When the CIA comes calling
When I was director of Central Intelligence during President Clinton’s first term, I had occasion to go hat in hand to the private sector several times. In one case, it was a detail that, if made public, could have caused a valuable source to be captured or killed; in another, there was a technical feature of a system in production that, slightly modified, was of great help to the nation. In these several cases, executives of American companies heard me out and willingly met my requests, to the substantial benefit of our national security.
They had no legal requirement to do so, and they knew it. They were helping solely out of a sense of patriotism and an understanding that some steps that the nation needs to take in a dangerous world cannot be taken in public, simply because informing the public informs an opponent or an enemy.
Shortly after 9/11, something similar happened. Senior U.S. officials asked telecommunications companies to assist the government in intercepts involving terrorist groups such as those that had just attacked us and killed thousands of people. In these cases, President Bush authorized the intercepts and the senior officials gave written assurances to the companies that their cooperation was legal.
In my judgment, the president acted properly; he had the authority under the Constitution to ask for such intercepts. In addition, his request was reasonable because surveillance of enemy-to-American communications is a time-honored means of intelligence gathering in the U.S. George Washington did it; those under his command intercepted and read correspondence between Benedict Arnold and his spy handler, foiling the plot to turn the fort at West Point over to the British.
But even if one believes the request was illegal and unreasonable -- and there are distinguished constitutional lawyers and patriotic citizens on both sides of this debate -- the issue currently before the Senate Judiciary Committee is much narrower. It is whether the telecommunications companies that complied with the president’s request and trusted the government’s assurances of legality should be granted immunity from about 40 lawsuits demanding billions of dollars.
Sen. John D. “Jay” Rockefeller (D-W.Va.), chairman of the Intelligence Committee, has stated that companies “should not be dragged through the courts for their help with national security.” And now Sen. Dianne Feinstein (D-Calif.), a member of the Judiciary Committee, has endorsed his statement, saying that the companies should not be “held hostage to costly litigation in what is essentially a complaint about [Bush] administration activities.”
Feinstein is a member of the one-vote Democratic majority on the Judiciary Committee, and it is possible that her position will determine the outcome.
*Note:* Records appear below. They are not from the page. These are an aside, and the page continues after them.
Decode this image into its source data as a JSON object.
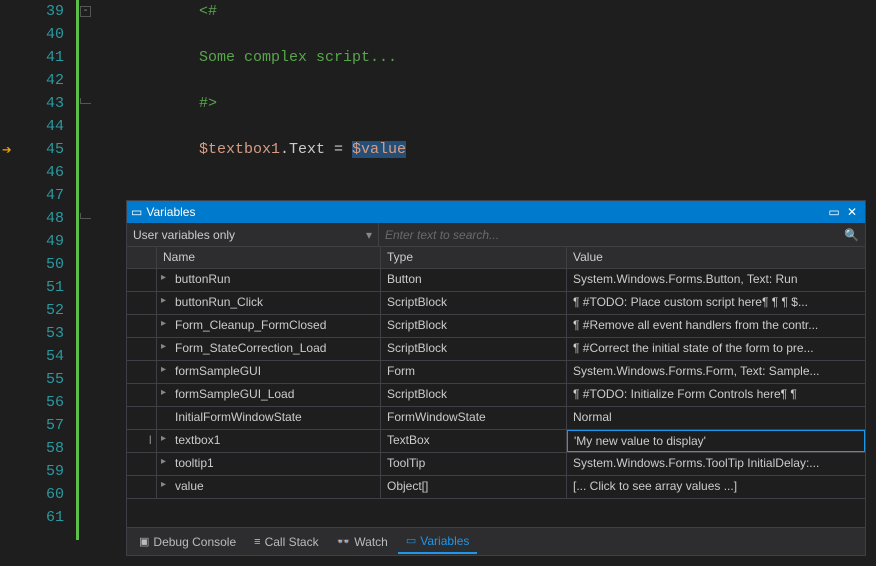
{
  "editor": {
    "lines": [
      {
        "num": "39",
        "tokens": [
          {
            "cls": "tk-comment",
            "t": "<#"
          }
        ],
        "fold": "minus"
      },
      {
        "num": "40",
        "tokens": []
      },
      {
        "num": "41",
        "tokens": [
          {
            "cls": "tk-comment",
            "t": "Some complex script..."
          }
        ]
      },
      {
        "num": "42",
        "tokens": []
      },
      {
        "num": "43",
        "tokens": [
          {
            "cls": "tk-comment",
            "t": "#>"
          }
        ],
        "foldEnd": true
      },
      {
        "num": "44",
        "tokens": []
      },
      {
        "num": "45",
        "tokens": [
          {
            "cls": "tk-var",
            "t": "$textbox1"
          },
          {
            "cls": "tk-op",
            "t": ".Text = "
          },
          {
            "cls": "tk-var tk-sel",
            "t": "$value"
          }
        ],
        "arrow": true
      },
      {
        "num": "46",
        "tokens": []
      },
      {
        "num": "47",
        "tokens": []
      },
      {
        "num": "48",
        "tokens": [
          {
            "cls": "tk-punct",
            "t": "}"
          }
        ],
        "outdent": true,
        "foldEnd": true
      },
      {
        "num": "49",
        "tokens": []
      },
      {
        "num": "50",
        "tokens": []
      },
      {
        "num": "51",
        "tokens": []
      },
      {
        "num": "52",
        "tokens": []
      },
      {
        "num": "53",
        "tokens": []
      },
      {
        "num": "54",
        "tokens": []
      },
      {
        "num": "55",
        "tokens": []
      },
      {
        "num": "56",
        "tokens": []
      },
      {
        "num": "57",
        "tokens": []
      },
      {
        "num": "58",
        "tokens": []
      },
      {
        "num": "59",
        "tokens": []
      },
      {
        "num": "60",
        "tokens": []
      },
      {
        "num": "61",
        "tokens": []
      }
    ]
  },
  "panel": {
    "title": "Variables",
    "filter_mode": "User variables only",
    "search_placeholder": "Enter text to search...",
    "headers": {
      "name": "Name",
      "type": "Type",
      "value": "Value"
    },
    "cursor_row_index": 7,
    "highlight_row_index": 7,
    "rows": [
      {
        "name": "buttonRun",
        "type": "Button",
        "value": "System.Windows.Forms.Button, Text: Run",
        "exp": true
      },
      {
        "name": "buttonRun_Click",
        "type": "ScriptBlock",
        "value": "¶  #TODO: Place custom script here¶  ¶  ¶  $...",
        "exp": true
      },
      {
        "name": "Form_Cleanup_FormClosed",
        "type": "ScriptBlock",
        "value": "¶  #Remove all event handlers from the contr...",
        "exp": true
      },
      {
        "name": "Form_StateCorrection_Load",
        "type": "ScriptBlock",
        "value": "¶  #Correct the initial state of the form to pre...",
        "exp": true
      },
      {
        "name": "formSampleGUI",
        "type": "Form",
        "value": "System.Windows.Forms.Form, Text: Sample...",
        "exp": true
      },
      {
        "name": "formSampleGUI_Load",
        "type": "ScriptBlock",
        "value": "¶   #TODO: Initialize Form Controls here¶  ¶",
        "exp": true
      },
      {
        "name": "InitialFormWindowState",
        "type": "FormWindowState",
        "value": "Normal",
        "exp": false
      },
      {
        "name": "textbox1",
        "type": "TextBox",
        "value": "'My new value to display'",
        "exp": true
      },
      {
        "name": "tooltip1",
        "type": "ToolTip",
        "value": "System.Windows.Forms.ToolTip InitialDelay:...",
        "exp": true
      },
      {
        "name": "value",
        "type": "Object[]",
        "value": "[... Click to see array values ...]",
        "exp": true
      }
    ],
    "tabs": [
      {
        "label": "Debug Console",
        "active": false,
        "icon": "▣"
      },
      {
        "label": "Call Stack",
        "active": false,
        "icon": "≡"
      },
      {
        "label": "Watch",
        "active": false,
        "icon": "👓"
      },
      {
        "label": "Variables",
        "active": true,
        "icon": "▭"
      }
    ]
  }
}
I hope it does. Her stance is farsighted. Having once, when I was practicing law, taken depositions for months about a single one-hour meeting, I know something about how burdensome litigation can be. If, in the end, the surveillance request made by the government is deemed improper, the government should be held accountable, not those who complied with its request.
We live in a world of terrorism, the possible proliferation of nuclear weapons and a host of other risks to our security. Intelligence, and the cooperation of the private sector in obtaining and protecting it, will be among our most important tools to avoid catastrophes such as 9/11 or worse.
If some future senior government official needs to make a call on a CEO of the sort I did, and that others did after 9/11, we and our children will be better off if the official can answer the question “Can you guarantee that my company won’t be sued if we help the country?” with “If it happens, we’ll get protective legislation approved as in 2007.” We would be in much more danger if, because companies that helped after 9/11 became ensnared in years of litigation and financial losses, that official has to answer the question with a shrug.